I personally like this method in mediums or platforms that do not support italicizing, and there are plenty of such platforms, ironically ones that are even involved in heavy use of writing, like some text-roleplaying or play-by-post and collaborative fiction websites.
I do not know how the use of the asterisks, like
*so*, started, but I do know that they are used heavily in some text-roleplaying or collaborative writing communities, traditionally to represent actions of characters in the story, though, as opposed to dialogue. Moreover, the asterisks are used on countless websites and mediums to show italicized words after you press Enter or Send, including right here on Stack Exchange! So maybe that's why others use them so much, even when their words don't show up italicized. I personally don't cringe at the use of asterisks for emphasis, or don't find it unacceptable, but it's not my favorite way of emphasis.
And I don't like the use of underscores, like
_so_; this just looks wrong to me personally.
The use of the slashes, like
/so/, on the other hand, is much more easy on my eyes. However, I would still feel like something's not quite right.
So finally, square brackets are actually formally used to represent the author's additions in a quote. You can see this quite often in good newspapers when the journalist is quoting someone.
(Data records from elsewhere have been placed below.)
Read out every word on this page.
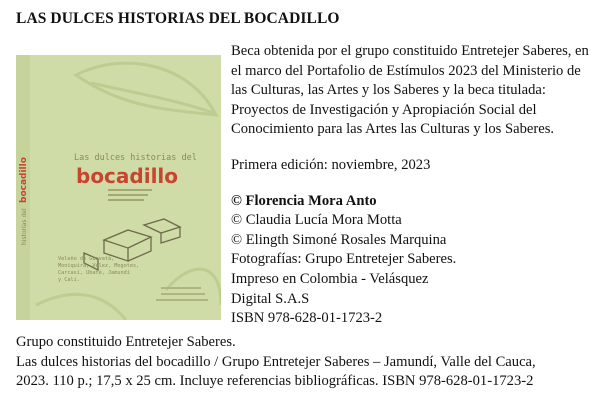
LAS DULCES HISTORIAS DEL BOCADILLO
historias del
bocadillo	Las dulces historias del
bocadillo
Veleño de Guavatá,
Moniquirá, Vélez, Mogotes,
Carcasí, Ubaté, Jamundí
y Cali.

Beca obtenida por el grupo constituido Entretejer Saberes, en el marco del Portafolio de Estímulos 2023 del Ministerio de las Culturas, las Artes y los Saberes y la beca titulada: Proyectos de Investigación y Apropiación Social del Conocimiento para las Artes las Culturas y los Saberes.

Primera edición: noviembre, 2023

© Florencia Mora Anto

© Claudia Lucía Mora Motta

© Elingth Simoné Rosales Marquina

Fotografías: Grupo Entretejer Saberes.

Impreso en Colombia - Velásquez

Digital S.A.S

ISBN 978-628-01-1723-2

Grupo constituido Entretejer Saberes.

Las dulces historias del bocadillo / Grupo Entretejer Saberes – Jamundí, Valle del Cauca,

2023. 110 p.; 17,5 x 25 cm. Incluye referencias bibliográficas. ISBN 978-628-01-1723-2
For example, the article could say, "The burly mechanic said to me, 'The way we do things here [in the basement of his shop] is as follows...'". Or it could say, "The band leader showed me his electric guitar and referred to it as '[his] weapon of mass destruction'"; in this case, the author or journalist is clarifying that the word "his" was obviously not used by the band leader himself, but you, as a reader, will be able to guess that the band leader is quoted word for word otherwise, and he said "my" instead of "his".
So one can argue that we should not use square brackets this way so as not to confuse our readers about the purpose of the square brackets, and while I tend to agree with that line of thought, I also would personally consider my audience and what exactly I'm writing. And I would argue that when we are in a medium that does not support italicizing, like most chat programs today on the phone and desktop computers, we are most probably not going to confuse our "audience" when we refer to [the] thing we love most about, say, action movies. So yes, I'm personally happy using square brackets to emphasize the occasional word, and I find it the most elegant and easy-on-the-eyes way to achieve this in mediums that do not support italicizing.